Among the key drivers of RAK Hospital's growth is the innovative approach to healing. The hospital is known for providing many pioneering treatments and advanced procedures in the country. Some of the examples include:

 The first hospital in the UAE to perform cervical spine surgery using 3D printing technology and also multilevel hybrid cervical spine surgery.
 The first hospital to open a dedicated cardiac catheterization laboratory' in the Northern Emirates of UAE.
 Launched the first dedicated Neurosurgery and Spine Centre in the Northern Emirates.
 Introduced revolutionary stem-cell therapy for the treatment of arthritis and other joint related issues.
 The first hospital to perform a successful artificial cervical disc replacement surgery in the UAE.
 Launched gyroscope-based technology for more accurate alignment in knee replacement surgeries.
 Launched the life-saving and non-surgical balloon dilatation procedure for cardiac malformation.
 The first hospital in the UAE to introduce Multiplex PCR for accurate diagnostic testing of infectious diseases with a molecular biology and genetic testing division.
 The first hospital in the UAE to introduce painless stapled haemorrhoidectomy.
 Successful correction of a rare ileocaecal atresia in a one-day old new-born.
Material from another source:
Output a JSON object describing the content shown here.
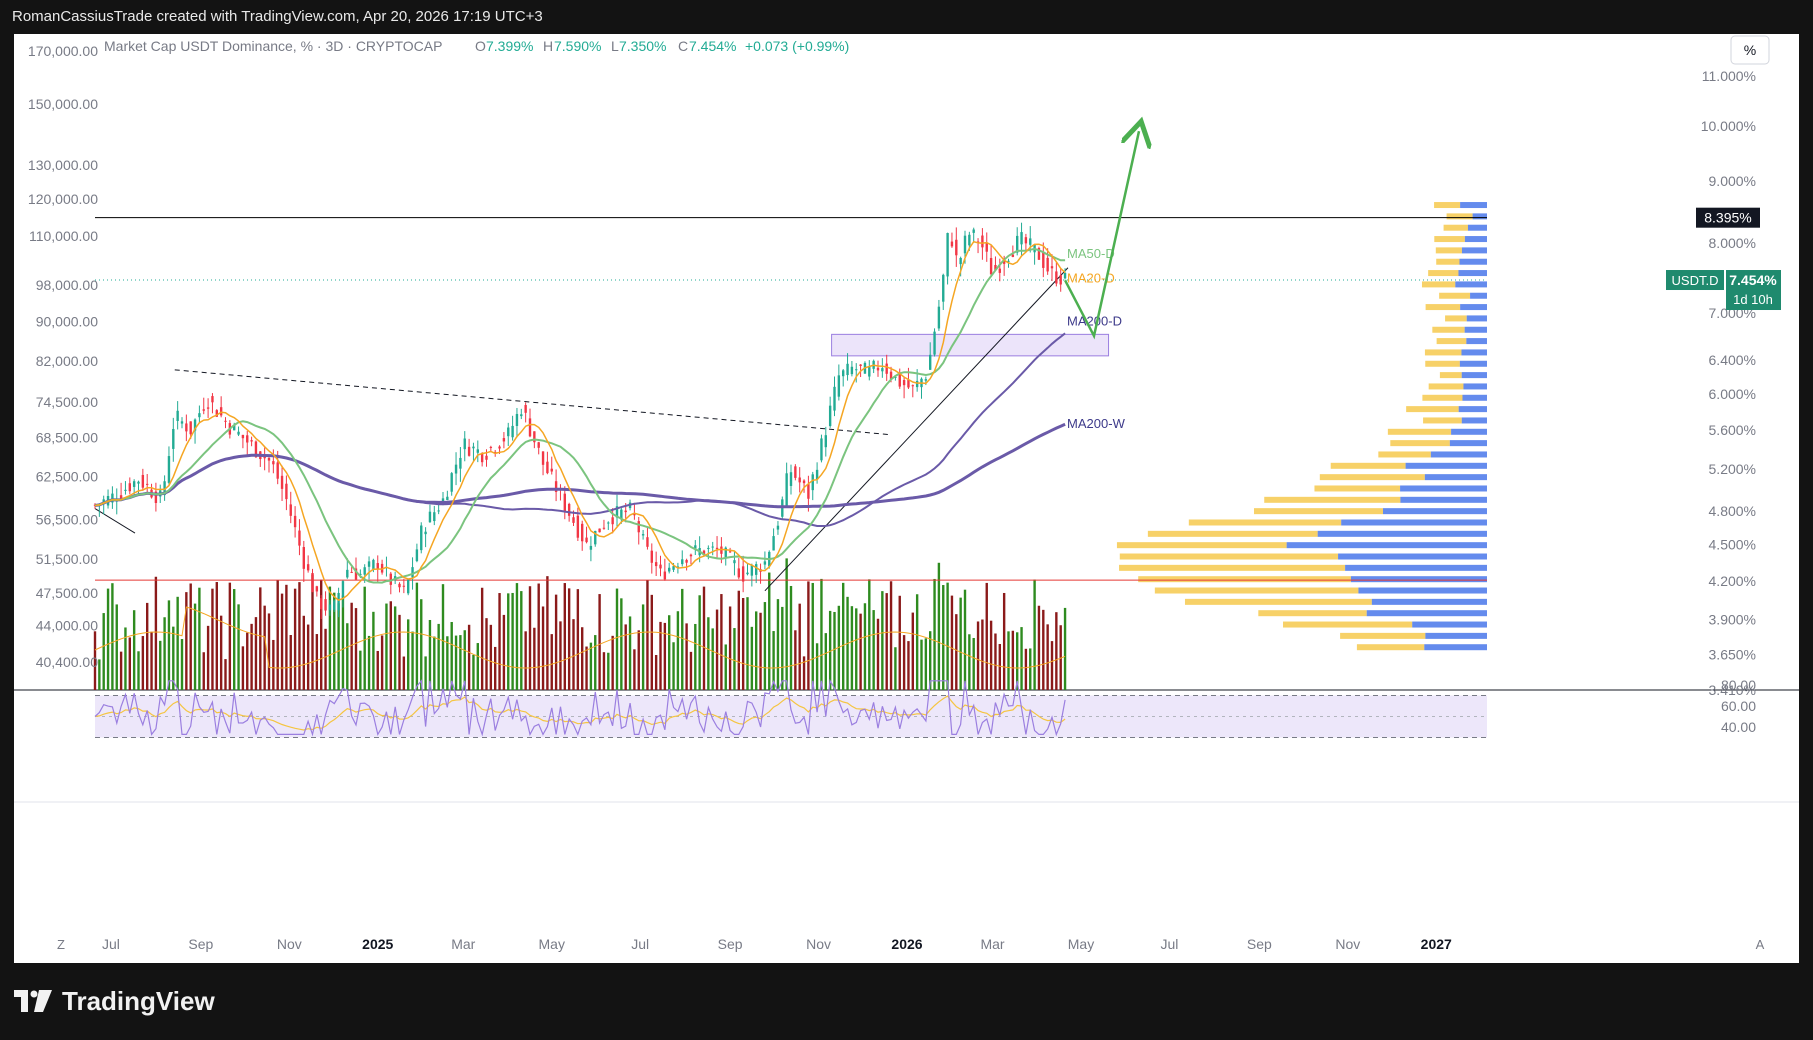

In a 2-day old new-born, successful correction of mal-rotated bowel. In a 5-year-old child, after 3 unsuccessful operations abroad and other mal-rotated gut was corrected.
 Successful laparoscopic diagnosis and operation of a rare gastrointestinal stromal tumor of the small bowel.
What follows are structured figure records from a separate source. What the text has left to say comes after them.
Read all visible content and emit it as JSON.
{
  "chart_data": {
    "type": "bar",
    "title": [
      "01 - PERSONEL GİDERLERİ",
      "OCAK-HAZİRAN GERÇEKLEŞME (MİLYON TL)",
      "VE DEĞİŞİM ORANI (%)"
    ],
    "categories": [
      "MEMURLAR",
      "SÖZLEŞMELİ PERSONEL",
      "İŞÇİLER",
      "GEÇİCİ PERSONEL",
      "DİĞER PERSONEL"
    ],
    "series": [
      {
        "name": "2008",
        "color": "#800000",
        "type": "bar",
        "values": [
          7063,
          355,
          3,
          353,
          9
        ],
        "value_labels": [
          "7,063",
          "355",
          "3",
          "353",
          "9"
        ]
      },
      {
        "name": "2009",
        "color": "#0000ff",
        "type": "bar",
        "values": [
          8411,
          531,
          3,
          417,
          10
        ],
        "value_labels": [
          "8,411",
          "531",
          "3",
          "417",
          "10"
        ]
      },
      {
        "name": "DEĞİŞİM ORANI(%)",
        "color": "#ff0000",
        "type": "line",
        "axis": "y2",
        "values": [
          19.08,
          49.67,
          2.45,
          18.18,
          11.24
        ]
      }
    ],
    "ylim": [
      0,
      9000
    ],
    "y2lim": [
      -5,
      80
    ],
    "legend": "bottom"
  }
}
 Successful thoracoscopy removal of a mediastinal cyst in a 5-year-old child and successful repair of a ruptured oesophagus (Boerhaave syndrome).
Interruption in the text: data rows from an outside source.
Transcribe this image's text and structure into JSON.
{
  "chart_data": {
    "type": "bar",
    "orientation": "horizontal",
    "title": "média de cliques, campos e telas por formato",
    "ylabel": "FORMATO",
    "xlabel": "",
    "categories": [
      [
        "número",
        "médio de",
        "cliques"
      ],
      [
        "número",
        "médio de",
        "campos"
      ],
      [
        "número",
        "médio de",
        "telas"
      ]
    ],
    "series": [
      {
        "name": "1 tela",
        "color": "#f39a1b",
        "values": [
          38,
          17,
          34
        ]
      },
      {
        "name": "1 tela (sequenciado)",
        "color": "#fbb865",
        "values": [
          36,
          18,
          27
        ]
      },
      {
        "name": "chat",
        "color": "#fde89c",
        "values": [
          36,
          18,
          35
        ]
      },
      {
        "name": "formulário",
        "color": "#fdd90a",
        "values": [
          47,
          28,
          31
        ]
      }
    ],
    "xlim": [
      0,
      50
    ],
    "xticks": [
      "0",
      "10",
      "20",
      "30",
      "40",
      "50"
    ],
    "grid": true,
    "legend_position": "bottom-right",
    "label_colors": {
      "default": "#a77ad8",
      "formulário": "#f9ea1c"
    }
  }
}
 The first hospital in the UAE to fully integrate the concept of wellness and spa services into treatments.
 The first hospital in the UAE to introduce the DAISY Award for to honour extraordinary nurses.
 Providing an easy, safer and non-invasive alternative for the treatment of enlarged prostate, RAK Hospital introduced a brand new innovative prostate steam treatment REZUM' water-vapour treatment for men suffering with enlarged prostate. The quick procedure takes only about 20 minutes and is a non-surgical option for benign prostatic hyperplasia (BPH).
 Neurologists at RAK Hospital are now using the new anti-CGRP therapy, a specific treatment designed to cut down the frequency of headaches. The anti-CGRP therapy targets CGRP – the protein known for causing migraine, reducing the frequency, severity, and duration of the headache episodes effectively. The treatment has already proved to be a huge success whilst showing a significant drop in migraine episodes by 50% to 60% every month.

RAK Hospital COVID-19 initiatives 

 The institution introduced Bamlanivimab monoclonal antibody therapy, a highly effective antibody treatment against COVID-19 which greatly reduces the risk of hospitalization or progression to severe disease, need for artificial ventilation and potential bad outcome 
 Launched a state-of-the-art laboratory for genotyping of the COVID-19 virus which helps detect mutations of the coronavirus, a crucial tool to help health systems stay ahead of outbreaks. 
 Unveiled Middle East's first ever comprehensive complimentary online COVID-19 rehabilitation program for COVID-19 long-haulers. The initiative was launched in association with ARISE UAE, the Private Sector Alliance for Disaster Resilient Societies, a network of private sector entities led by the United Nations Office for Disaster Risk Reduction (UNDRR). This sparked a lot of interest from the global media, establishing hospital's leadership on the subject.